There are alternative treatments, different drugs, like MAOI, therapy and, most effective of all, exercise.
 

mikkel_the_dane

My own religion
I’m considering it. I’ve become increasingly more avoidant toward people I’m not used to. Especially at work. I am very happy in my day to day life by myself so it was hard for me to distinguish the misery. But it’s there and i need to take care of it. I usually only feel the stress at work.

I’m just worried about the cost, and the dependence on it, and also the side effects.

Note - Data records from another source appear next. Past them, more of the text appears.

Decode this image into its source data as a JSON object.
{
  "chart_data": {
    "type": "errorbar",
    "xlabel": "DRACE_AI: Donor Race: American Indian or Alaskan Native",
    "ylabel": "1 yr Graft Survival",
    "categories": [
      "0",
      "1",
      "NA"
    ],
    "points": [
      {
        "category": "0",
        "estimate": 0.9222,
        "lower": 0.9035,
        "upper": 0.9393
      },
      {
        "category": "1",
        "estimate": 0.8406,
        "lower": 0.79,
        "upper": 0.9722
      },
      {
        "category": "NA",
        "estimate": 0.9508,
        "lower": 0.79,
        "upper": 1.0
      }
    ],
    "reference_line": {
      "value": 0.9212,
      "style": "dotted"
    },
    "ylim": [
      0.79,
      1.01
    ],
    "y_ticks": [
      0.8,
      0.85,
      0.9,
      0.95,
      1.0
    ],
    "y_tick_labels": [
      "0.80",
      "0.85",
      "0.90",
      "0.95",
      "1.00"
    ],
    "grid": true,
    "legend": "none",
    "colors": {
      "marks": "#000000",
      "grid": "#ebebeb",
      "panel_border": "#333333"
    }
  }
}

I am taking it and I have so for the last 35 years. It means for me, that I have less aviodance towards meeting people. I can do it if I want to, but as a personality I am in effect non-social in a way. The pills don't help with that,
 

Eddi

Christianity, Taoism, and Humanism
Premium Member
I didn't know there was meds for social anxiety

I don't have it anymore but back in 1999 I had it real bad but never sought medical help

Maybe if I had things would have turned out better?

Who knows!
 

Kathryn

It was on fire when I laid down on it.
I don't ever get depressed, but I do get anxious. I got particularly anxious after my precious husband suddenly died a few years ago, to the point where I couldn't sleep. I mean, I absolutely COULD NOT SLEEP unless I was worn completely out, so I finally went to a doctor and told her and she prescribed something for me to take at night. I don't even remember what it was but I do remember that I took it for several months, like six months, and never felt any side effects. I think it carried over till the next day because I recall feeling calmer in general. To be completely honest, though I did get off of it, I am considering getting back on something, but I am just not sure. I mean, I do like a glass of wine in the evening and I cannot have that on that particular medication. But it was pretty mild overall.
 

Spice

StewardshipPeaceIntergityCommunityEquality
I turned down meds for years. Thought I just needed to build a backbone and "get over it" whatever "it" was at the moment. I didn't have social anxiety for many years. It was mostly functioning depression and avoidance. I ended up with all kinds of physical ailments with no adverse health factors identified. I was still "functioning." But then it all came crashing down. You don't want to go that route, believe me. I was diagnosed with Accumulative PTSD and once properly addressed, my physical ailments healed themselves. All except for the getting old factors. LOL

If your doctor recommends "just a little something to take the edge off" go for it! Once I finally submitted, I felt so much better I requested a little more "edge filing" and have been building my mental health back bit by bit, including my ability to socialize. It's been 11 years, but I've gone from the inability to finish my grocery shopping without having to get out of there, to a normal, but still quiet social life of volunteering and friends. There's still progress to be made, but I fall into the range of "normal" now. LOL
 

Heyo

Veteran Member
I don't ever get depressed, but I do get anxious. I got particularly anxious after my precious husband suddenly died a few years ago, to the point where I couldn't sleep. I mean, I absolutely COULD NOT SLEEP unless I was worn completely out, so I finally went to a doctor and told her and she prescribed something for me to take at night. I don't even remember what it was but I do remember that I took it for several months, like six months, and never felt any side effects. I think it carried over till the next day because I recall feeling calmer in general. To be completely honest, though I did get off of it, I am considering getting back on something, but I am just not sure. I mean, I do like a glass of wine in the evening and I cannot have that on that particular medication. But it was pretty mild overall.
Pretty mild, no side effects; could it have been valerian? It's very potent for a purely herbal remedy.